In this perspective, for Mario d’Angelo, it is certain that the budget devoted to music in a film production has an impact on the music, but the economic factor does not explain everything. Marc-Olivier Dupin already underlined that: “The Anglo-Saxons have a more balanced requirement in the different fields of creation contributing to the making of the film. They pay particular attention to the music and the soundtrack in all its components. ‘. This care obviously does not have the sole explanation of the budget allocated to the music.
Other reasons also explain the place and the impact of music in a cinematographic work because sound art is only one component, among others but which can be used according to the different possible results expected by the director.
Thus, for example, in the film Nue Propriété by Joachim Lafosse (Isabelle Huppert in the title role), over a total duration of one hour and twenty-eight minutes, the sequences with music (arrangements of Gustav Mahler’s 2nd Symphony by Uri Caine) total only two minutes twenty-three seconds. But the director, for the sake of realism and to favor the heavy atmosphere of his drama, reserves only one track for the music, at the conclusion of the film (there is then no more dialogue) just before the final credits, which becomes silent again (as is also the opening credits).
If the analysis of the role that music plays in a film can only be qualitative, Mario d’Angelo nevertheless believes that this analysis can be accompanied by tangible elements; they will only allow to better support the more global analysis of the audiovisual content in particular of a fiction. In the study that was conducted by a team of academics from the OMF and CEISME, Mario d’Angelo points out the different possible variants in relation to the place of music by defining, in addition to a criterion of duration, a criterion mixing level: “loud or only music” (like the final sequence of Nue Propriété) “music equal to the voice” and “recessed music”.
The verification was carried out on forty audiovisual content, including six feature films. These were retained in the sample to reflect the great diversity of films in terms of the two tangible criteria of length and level of music mixing.

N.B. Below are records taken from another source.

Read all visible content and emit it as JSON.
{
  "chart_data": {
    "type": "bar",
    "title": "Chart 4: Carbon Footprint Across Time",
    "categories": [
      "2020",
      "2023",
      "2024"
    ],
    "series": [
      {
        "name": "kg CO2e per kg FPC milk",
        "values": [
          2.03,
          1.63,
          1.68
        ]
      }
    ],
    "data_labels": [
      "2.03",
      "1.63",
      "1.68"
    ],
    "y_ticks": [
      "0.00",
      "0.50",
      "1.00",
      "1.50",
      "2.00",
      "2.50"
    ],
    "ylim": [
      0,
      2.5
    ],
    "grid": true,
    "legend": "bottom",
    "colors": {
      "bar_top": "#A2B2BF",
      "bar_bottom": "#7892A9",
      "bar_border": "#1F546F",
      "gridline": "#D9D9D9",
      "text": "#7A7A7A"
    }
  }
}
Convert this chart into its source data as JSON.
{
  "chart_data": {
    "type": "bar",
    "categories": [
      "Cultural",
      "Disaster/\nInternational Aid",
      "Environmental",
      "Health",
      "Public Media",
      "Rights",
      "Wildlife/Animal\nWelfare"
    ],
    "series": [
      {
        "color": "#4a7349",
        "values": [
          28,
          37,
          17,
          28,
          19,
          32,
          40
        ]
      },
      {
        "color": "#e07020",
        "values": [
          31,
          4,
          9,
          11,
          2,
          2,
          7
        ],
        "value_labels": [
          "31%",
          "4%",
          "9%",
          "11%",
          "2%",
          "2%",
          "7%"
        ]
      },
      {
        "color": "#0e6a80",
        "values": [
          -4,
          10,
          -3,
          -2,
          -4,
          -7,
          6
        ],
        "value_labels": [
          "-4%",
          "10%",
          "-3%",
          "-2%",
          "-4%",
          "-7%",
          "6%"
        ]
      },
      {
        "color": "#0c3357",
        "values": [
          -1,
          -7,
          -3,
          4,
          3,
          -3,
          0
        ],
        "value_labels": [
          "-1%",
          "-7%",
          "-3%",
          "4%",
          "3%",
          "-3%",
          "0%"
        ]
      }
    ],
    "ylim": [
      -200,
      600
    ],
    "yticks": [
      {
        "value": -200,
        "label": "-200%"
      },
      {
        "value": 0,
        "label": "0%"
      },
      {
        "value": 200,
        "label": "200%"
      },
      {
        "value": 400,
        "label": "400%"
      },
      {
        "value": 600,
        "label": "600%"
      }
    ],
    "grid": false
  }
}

Unlike Nue Propriété, the film Casino Royale, a James Bond film directed by Martin Campbell (2006) with original music by David Arnold, is distinguished first by the length of the music compared to the total length of the film (80%) but here too the music represents a set of musical works incorporated into the soundtrack, including a song performed by Chris Cornell and composed for the occasion by David Arnold. However, it is not part as such of the soundtrack of the film but of the album of the singer. In addition, the action sequences have the particularity of mixing the music with the sound effects.
The measure of the music does not in any way prejudge its quality. However, it is necessary to manage the intellectual property rights related to the musical works (or their extracts) used in the audiovisual content (original music, pre-existing music, i.e. recorded in another context or for purposes other than the film in which it is incorporated).